20beta-Hydroxysteroid oxidoreductase. Kinetics and binding of corticosteroids and corticosteroid-21-aldehydes

Abstract

Corticosteroid-21-aldehydes were reduced only at C-20 by 20 beta-hydroxysteroid dehydrogenase (EC 1.1.1.53) of Streptomyces hydrogenans, and the reduction occurred by transfer of hydrogen from the B-side of NADH. A kinetic investigation of cortisol, cortisone, cortexolone, and the 21-aldehydes of each indicated: (a) the magnitude of the Michaelis constant for any substrate was independent of the second substrate concentration; (b) the 21-aldehydes had larger Michaelis constants (5- to 8-fold) and larger maximum velocities (16- to 40-fold) than the steroids from which they were synthesized; (c) the Michaelis constant for NADH, 29 muM, was independent of the steroid substrate. With cortisol and cortisol-21-aldehyde, product inhibition patterns showed only slope effects with steroid product and NAD+, suggesting a "random" mechanism. Inhibition studies with the "poor" substrate cortisol indicated that cortisol and cortisol-21-aldehyde were reduced at the same site.

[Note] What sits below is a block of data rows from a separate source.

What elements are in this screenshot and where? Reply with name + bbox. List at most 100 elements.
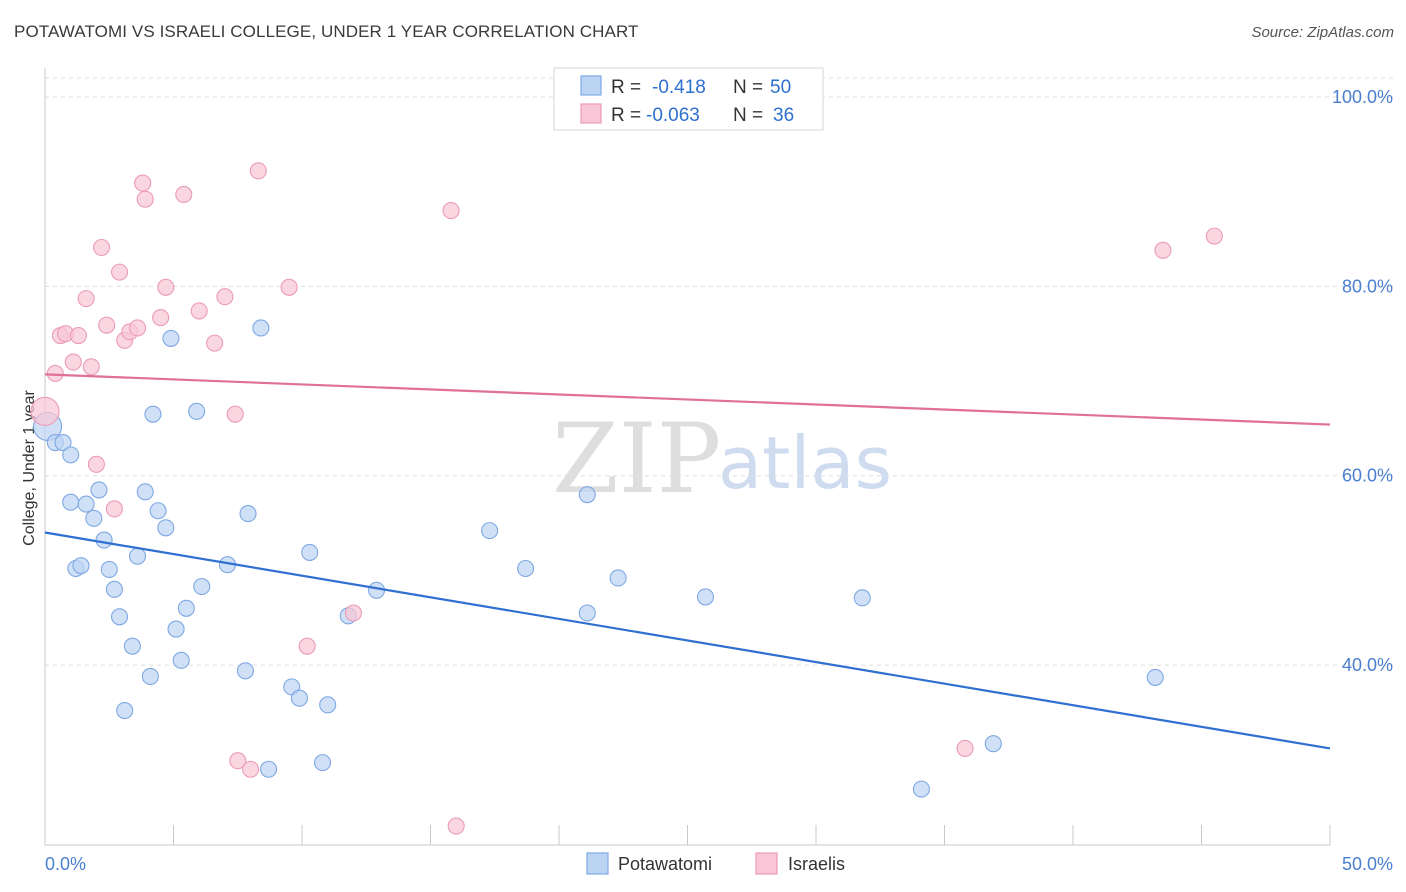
legend-r-value-potawatomi: -0.418 <box>652 77 706 98</box>
israelis-point <box>190 302 208 320</box>
potawatomi-point <box>236 662 255 680</box>
israelis-point <box>92 238 111 257</box>
x-ticks <box>173 825 1331 845</box>
israelis-point <box>226 405 244 423</box>
potawatomi-point <box>984 735 1002 753</box>
potawatomi-point <box>314 754 332 772</box>
potawatomi-point <box>578 486 596 504</box>
chart-source: Source: ZipAtlas.com <box>1251 24 1394 41</box>
israelis-point <box>206 334 224 352</box>
legend-swatch-israelis <box>580 103 602 124</box>
potawatomi-point <box>481 522 499 540</box>
potawatomi-point <box>188 402 206 420</box>
series-legend-label-israelis: Israelis <box>788 854 845 874</box>
potawatomi-point <box>62 446 80 464</box>
potawatomi-point <box>105 580 123 598</box>
series-legend-swatch-potawatomi <box>586 852 609 875</box>
series-legend: Potawatomi Israelis <box>586 852 845 875</box>
israelis-point <box>229 752 247 770</box>
israelis-point <box>1154 241 1172 259</box>
potawatomi-point <box>578 604 596 622</box>
watermark-zip: ZIP <box>552 403 721 515</box>
israelis-point <box>216 288 234 306</box>
israelis-point <box>30 396 60 426</box>
potawatomi-point <box>252 319 270 337</box>
potawatomi-point <box>172 651 190 669</box>
israelis-point <box>110 263 129 281</box>
israelis-point <box>344 604 362 622</box>
potawatomi-point <box>141 667 159 685</box>
israelis-point <box>157 278 175 296</box>
israelis-point <box>98 316 116 334</box>
potawatomi-point <box>239 505 257 523</box>
y-tick-labels: 40.0% 60.0% 80.0% 100.0% <box>1332 87 1393 675</box>
potawatomi-point <box>136 483 154 501</box>
legend-n-value-potawatomi: 50 <box>770 77 791 98</box>
gridlines <box>45 77 1393 666</box>
x-tick-label-min: 0.0% <box>45 854 86 874</box>
potawatomi-point <box>116 701 134 720</box>
potawatomi-point <box>853 589 871 607</box>
chart-title: POTAWATOMI VS ISRAELI COLLEGE, UNDER 1 Y… <box>14 22 639 41</box>
potawatomi-point <box>157 519 175 537</box>
potawatomi-point <box>100 560 118 578</box>
israelis-point <box>242 760 260 778</box>
series-legend-label-potawatomi: Potawatomi <box>618 854 712 874</box>
potawatomi-point <box>162 329 180 347</box>
watermark: ZIP atlas <box>552 403 892 515</box>
legend-n-label-potawatomi: N = <box>733 77 763 98</box>
y-tick-label: 80.0% <box>1342 276 1393 296</box>
legend-r-value-israelis: -0.063 <box>646 105 700 126</box>
israelis-point <box>64 353 82 371</box>
potawatomi-point <box>367 581 386 599</box>
watermark-atlas: atlas <box>718 421 892 505</box>
potawatomi-point <box>90 481 108 499</box>
israelis-point <box>82 358 100 376</box>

The inhibition constant (180 muM) agreed with the Michaelis constant of cortisol (140 muM). The steroid product, 20beta-hydroxyprogesterone, gives noncompetitive inhibition patterns with respect to NADH and cortisol-21-aldehyde, indicating a separate binding site exists on the enzyme for this inhibitor. The intrinsic protein fluorescence of 20beta-hydroxysteroid dehydrogenase was quenched by NADH (56%) with a dissociation constant of 16 muM. NAD" quenched the protein fluorescence somewhat less (31%) with a dissociation constant of 104 muM. The fluorescence of 2-p-toluidine-6-naphthalene sulfonate is enhanced in the presence of enzyme, and there is a blue shift in the emission wavelength maximum. The enzyme-enhanced 2-p-toluidine-6-naphthalene sulfonate fluorescence is quenched by NAD+ (32%) with a dissociation constant of 128 muM. Corticosteroids and their corresponding 21-aldehydes completely quench the enhanced 2-p-toluidine-6-naphthalene sulfonate fluorescence and this feature can be used to determine enzyme-steroid dissociation constants. Corticosteroid-21-aldehydes and NAD+ dissociation constants determined in this manner agree with values obtained in kinetic measurements. The dissociation constants determined for cortisol, cortisone, cortexolone, progesterone, and 20beta-hydroxyprogesterone were at least 1 order of magnitude greater than the corresponding kinetic constants, and these findings suggest the presence of a kinetically insignificant binding site.